In recent years the term "bipolar" has crept into everyday language.
Teenagers use it to describe friends who are over-emotional or melodramatic, for instance. In the United States, there is a vogue for describing individuals with energetic personalities as being "bipolar lite". Part of this is related to a higher profile for bipolar disorder, driven by people including Stephen Fry, Frank Bruno and Catherine Zeta-Jones going public with their diagnosis. Although these disclosures are welcome, they also carry a risk of trivialising what, for many people, remains a severe, enduring and, at times, life-threatening illness.
Bipolar disorder can be a highly disabling and recurrent psychiatric disorder, characterised by episodes of severe depression and mania, that, for many people, has a devastating impact on their relationships, their ability to work and ultimately on their longevity. About one person in 10 with with bipolar disorder will die by suicide and people with the diagnosis have a life expectancy reduced by about 15 years. Most premature mortality is driven by cardiovascular diseases that are under-diagnosed and under-treated.

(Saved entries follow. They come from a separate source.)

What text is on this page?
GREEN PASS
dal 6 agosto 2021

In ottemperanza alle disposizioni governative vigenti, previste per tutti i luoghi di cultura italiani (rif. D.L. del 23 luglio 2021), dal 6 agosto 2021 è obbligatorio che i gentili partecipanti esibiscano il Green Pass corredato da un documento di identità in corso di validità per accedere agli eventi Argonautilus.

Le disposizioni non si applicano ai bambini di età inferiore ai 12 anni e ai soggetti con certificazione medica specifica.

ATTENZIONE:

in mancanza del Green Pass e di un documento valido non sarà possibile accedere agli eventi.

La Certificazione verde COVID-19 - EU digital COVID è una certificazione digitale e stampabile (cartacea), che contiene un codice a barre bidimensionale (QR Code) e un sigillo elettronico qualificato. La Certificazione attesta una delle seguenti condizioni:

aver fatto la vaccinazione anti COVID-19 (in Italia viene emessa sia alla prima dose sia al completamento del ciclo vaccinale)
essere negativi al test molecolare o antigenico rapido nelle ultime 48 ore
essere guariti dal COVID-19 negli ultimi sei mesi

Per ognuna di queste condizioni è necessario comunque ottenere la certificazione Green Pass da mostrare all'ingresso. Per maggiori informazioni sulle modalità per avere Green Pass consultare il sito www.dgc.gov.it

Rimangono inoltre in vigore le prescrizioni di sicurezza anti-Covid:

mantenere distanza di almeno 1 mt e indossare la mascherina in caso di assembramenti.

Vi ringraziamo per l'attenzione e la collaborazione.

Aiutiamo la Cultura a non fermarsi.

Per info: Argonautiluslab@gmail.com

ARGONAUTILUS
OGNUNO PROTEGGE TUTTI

As part of its Changing Minds season, BBC Radio Scotland aired an episode of the science series Brainwaves dedicated to bipolar disorder, that sensitively highlighted this as a relatively common, highly complex and poorly understood condition. Such programmes are a positive development, not least because services for people with bipolar disorder in Scotland (and the rest of the UK) probably lose out, in term of resource allocation, to other important conditions such as schizophrenia.
To some extent, this might be because bipolar disorder is misperceived as a mild temperamental difficulty rather than a serious mental illness. It can struggle to secure the funding to deliver a range of effective evidence-based treatments, including medications (such as lithium) and psychological treatments (such as group psycho-education).
But the boundaries of bipolar disorder are poorly defined in clinical practice. About 1% of the population is affected by classic bipolar I disorder and a further 1%-2% are affected by bipolar II disorder. The difference between the two is that individuals with bipolar I experience severe episodes of mania (often with psychosis) whereas those with bipolar II disorder tend to experience milder episodes of mania, known as "hypomania". However, both forms of the disorder are disabling as they are associated with recurrent episodes of major depression and life-long problems with anxiety, panic attacks and drug or alcohol misuse.
In the psychiatric profession, there has been a debate about where we should draw the line between bipolar disorder and the normal experience of "highs and lows". One of the consequences of a disorder increasingly featured in the media (for example, during the EastEnders storyline that explored Stacey Slater's experience of bipolar disorder) is that more people with mild and self-limiting difficulties will go to their GP thinking they might have bipolar disorder. In turn, this has led to an increase in referral rates to psychiatrists and, in some (but not all) parts of the UK, a tightening of the criteria by which services will assess and treat individuals.
This has left many people with bipolar II disorder being looked after exclusively by their GPs without access to local specialist expertise and evidence-based treatments that could significantly impact on their long-term outcome.
Although the public profile of bipolar disorder has improved in recent years, it remains a serious and poorly understood condition that requires specialist psychiatric expertise.
It is clearly important that we strike a balance between raising awareness and campaigning for better services while avoiding misrepresenting the condition as nothing more than a feature of famous personalities, emotional teenagers and even weather systems or money markets.